En un vínculo de este caleidoscopio de una vida, el cuerpo de Richard Gere puede convertirse en el de Jacob Elordi, o incluso hacer convivir en un mismo plano a diferentes generaciones. Esta pesada sensación de tiempo también permite a los actores aprovechar al máximo su actuación. Uma Thurman se molesta regularmente en su moderación, mientras Gere desarrolla una paleta insospechada con cada primer planocon cada cosa no dicha revelada. En este deshoje, sumado a la vulnerabilidad de su protagonista, Oh, Canadá toca el corazón y utiliza inteligentemente el fondo de símbolo sexual de su estrella para filmar con preocupación las progresivas disfunciones de un cuerpo que envejece.
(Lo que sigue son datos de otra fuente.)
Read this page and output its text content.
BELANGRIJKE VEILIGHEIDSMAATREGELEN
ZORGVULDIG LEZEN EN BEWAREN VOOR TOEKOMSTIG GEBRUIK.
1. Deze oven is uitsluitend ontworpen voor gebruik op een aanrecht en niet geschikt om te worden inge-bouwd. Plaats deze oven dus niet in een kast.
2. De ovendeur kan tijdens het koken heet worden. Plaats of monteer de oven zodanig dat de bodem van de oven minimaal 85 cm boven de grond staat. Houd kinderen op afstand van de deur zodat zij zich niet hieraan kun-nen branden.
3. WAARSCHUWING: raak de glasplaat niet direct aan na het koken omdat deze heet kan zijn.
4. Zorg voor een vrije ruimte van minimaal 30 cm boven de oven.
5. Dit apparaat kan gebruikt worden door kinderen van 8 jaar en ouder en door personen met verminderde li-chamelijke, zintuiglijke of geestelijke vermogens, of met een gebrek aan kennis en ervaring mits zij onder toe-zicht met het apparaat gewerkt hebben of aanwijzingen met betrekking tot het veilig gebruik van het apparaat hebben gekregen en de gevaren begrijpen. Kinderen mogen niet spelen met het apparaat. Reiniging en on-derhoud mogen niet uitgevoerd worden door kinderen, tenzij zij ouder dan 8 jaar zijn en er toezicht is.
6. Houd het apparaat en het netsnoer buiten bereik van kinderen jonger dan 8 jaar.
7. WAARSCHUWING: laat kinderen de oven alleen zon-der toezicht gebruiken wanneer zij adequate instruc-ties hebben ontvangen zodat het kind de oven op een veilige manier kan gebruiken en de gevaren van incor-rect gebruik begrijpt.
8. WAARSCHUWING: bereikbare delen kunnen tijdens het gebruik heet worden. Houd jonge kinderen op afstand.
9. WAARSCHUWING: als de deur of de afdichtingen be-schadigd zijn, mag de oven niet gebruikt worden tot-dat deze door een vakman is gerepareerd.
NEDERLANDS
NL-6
Hay que admitir que la heterogeneidad del conjunto cansa a veces (especialmente cuando la historia obliga a hacer pausas en el rodaje), pero También es en esta ruptura donde Schrader sorprende más.. Podríamos haber esperado que el discurso de la película “separara al hombre del artista”, o buscara justificar los actos del pasado en el altar de la creación.
Al contrario, el cineasta parece mucho más definitivo. Fife sabe que su trabajo le sobrevivirá y que no puede esconderse detrás de él para esperar la paz interior. En última instancia, su arte se menciona muy poco durante la entrevista, porque debe enfrentar sus demonios internos y los límites que ha elegido cruzar, literal y figurativamente.